On one occasion, he was forced to crawl over gravel while wearing all of his army equipment. He was assigned to excessive guard duty, sometimes to the point of exhaustion. Fellow soldiers called Chen racial slurs like gook, dragon lady and chink. According to investigators, on Sept. 27 a superior officer was observed dragging Chen out of bed and over almost 50 feet of gravel because he had apparently broken a hot water pump. While this incident was allegedly reported to the platoon sergeant and the squad leader, they, failed to relay this information to higher-ranking officers.
“Had they reported this incident, [Danny] might be here today,” OuYang said, visibly fighting back tears at the press conference.

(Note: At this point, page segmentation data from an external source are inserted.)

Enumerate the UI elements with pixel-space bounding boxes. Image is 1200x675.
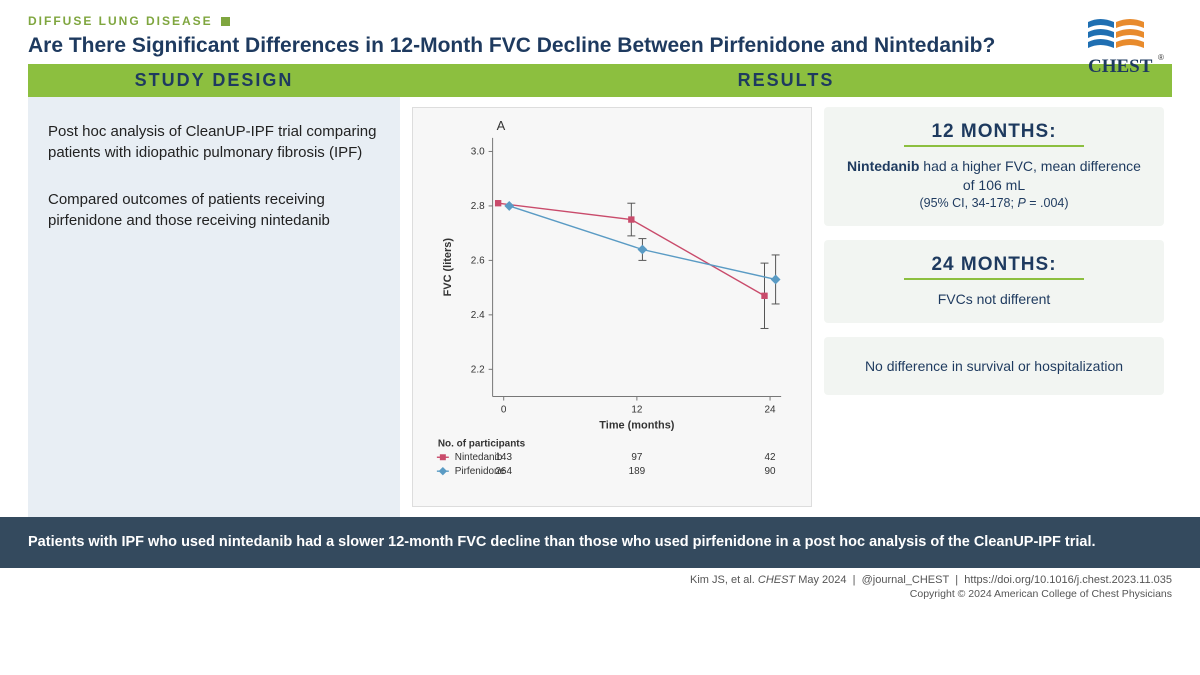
chest-logo: CHEST ® bbox=[1080, 14, 1170, 84]
svg-text:97: 97 bbox=[631, 452, 643, 463]
results-heading: RESULTS bbox=[400, 64, 1172, 97]
study-design-heading: STUDY DESIGN bbox=[28, 64, 400, 97]
study-p1: Post hoc analysis of CleanUP-IPF trial c… bbox=[48, 121, 380, 163]
conclusion-bar: Patients with IPF who used nintedanib ha… bbox=[0, 517, 1200, 568]
svg-text:12: 12 bbox=[631, 404, 643, 415]
results-body: A 2.2 2.4 2.6 2.8 3.0 0 12 24 Time (months) FVC (l… bbox=[400, 97, 1172, 517]
svg-text:143: 143 bbox=[495, 452, 512, 463]
footer-citation: Kim JS, et al. CHEST May 2024 | @journal… bbox=[0, 574, 1172, 586]
svg-text:0: 0 bbox=[501, 404, 507, 415]
svg-text:264: 264 bbox=[495, 466, 512, 477]
card-12-months: 12 MONTHS: Nintedanib had a higher FVC, … bbox=[824, 107, 1164, 226]
svg-text:3.0: 3.0 bbox=[471, 146, 485, 157]
footer-copyright: Copyright © 2024 American College of Che… bbox=[0, 588, 1172, 600]
footer: Kim JS, et al. CHEST May 2024 | @journal… bbox=[0, 568, 1200, 600]
svg-text:42: 42 bbox=[765, 452, 777, 463]
svg-text:189: 189 bbox=[629, 466, 646, 477]
header: DIFFUSE LUNG DISEASE Are There Significa… bbox=[0, 0, 1200, 64]
result-cards: 12 MONTHS: Nintedanib had a higher FVC, … bbox=[824, 107, 1164, 507]
study-design-body: Post hoc analysis of CleanUP-IPF trial c… bbox=[28, 97, 400, 517]
card-title: 12 MONTHS: bbox=[840, 121, 1148, 143]
svg-text:FVC (liters): FVC (liters) bbox=[442, 238, 454, 297]
study-p2: Compared outcomes of patients receiving … bbox=[48, 189, 380, 231]
fvc-chart: A 2.2 2.4 2.6 2.8 3.0 0 12 24 Time (months) FVC (l… bbox=[412, 107, 812, 507]
svg-text:Time (months): Time (months) bbox=[599, 419, 675, 431]
card-body: No difference in survival or hospitaliza… bbox=[840, 351, 1148, 382]
category-label: DIFFUSE LUNG DISEASE bbox=[28, 14, 1172, 28]
svg-text:2.8: 2.8 bbox=[471, 201, 485, 212]
svg-text:2.6: 2.6 bbox=[471, 255, 485, 266]
svg-text:®: ® bbox=[1158, 53, 1164, 62]
study-design-column: STUDY DESIGN Post hoc analysis of CleanU… bbox=[28, 64, 400, 517]
main-columns: STUDY DESIGN Post hoc analysis of CleanU… bbox=[0, 64, 1200, 517]
svg-text:No. of participants: No. of participants bbox=[438, 438, 526, 449]
card-survival: No difference in survival or hospitaliza… bbox=[824, 337, 1164, 396]
svg-text:2.4: 2.4 bbox=[471, 310, 485, 321]
card-body: FVCs not different bbox=[840, 290, 1148, 309]
card-title: 24 MONTHS: bbox=[840, 254, 1148, 276]
svg-text:2.2: 2.2 bbox=[471, 364, 485, 375]
card-sub: (95% CI, 34-178; P = .004) bbox=[840, 195, 1148, 212]
svg-text:A: A bbox=[497, 118, 506, 133]
svg-text:24: 24 bbox=[765, 404, 777, 415]
svg-text:90: 90 bbox=[765, 466, 777, 477]
logo-text: CHEST bbox=[1088, 56, 1153, 77]
card-body: Nintedanib had a higher FVC, mean differ… bbox=[840, 157, 1148, 212]
page-title: Are There Significant Differences in 12-… bbox=[28, 34, 1008, 58]
card-24-months: 24 MONTHS: FVCs not different bbox=[824, 240, 1164, 323]
results-column: RESULTS A 2.2 2.4 2.6 2.8 3.0 0 12 24 Time (month… bbox=[400, 64, 1172, 517]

The investigation also revealed that on the day of his death, Chen had forgotten his helmet for his guard duty. Once he had retrieved the helmet from his trailer, he was made to crawl roughly 330 feet back to his guard post while soldiers pelted him with rocks. He was also not provided with enough water during his turn of duty. Around 11 a.m. that day, a shot was heard and Chen was found dead in the guard tower.
While the Army has completed its investigation, they failed to provide Chen’s parents with a copy of his journal or a copy of the Army’s autopsy report.
OuYang added that the attorney representing the eight soldiers charged in connection with Chen’s death has asked for a delay in their trial, and OuYang expressed worries that they would be tried in Afghanistan instead of the United States.
City Council Member Margaret Chin, who attended the press conference along with comptroller John Liu, noted in a statement, “The Department of Defense must do everything in its power to prevent discrimination and harassment in our armed forces. I echo the call by Danny’s parents and OCA-NY to hold these eight soldiers accountable in a trial in the United States. We do not want these individuals to be tried in military court in Afghanistan. If this trial is held in Afghanistan, there will be no transparency and no way for Danny’s parents to see that justice is done.
“The shocking details of the abuse Danny endured confirm what we have said all along: These soldiers caused his death,” Chin added. “These eight soldiers and their commanding officers must be held accountable.”
Last week, Chin introduced a resolution in the City Council to not only honor Chen but to call upon the Department of Defense to reform their diversity and cultural awareness policies and procedures during the recruitment and training phase.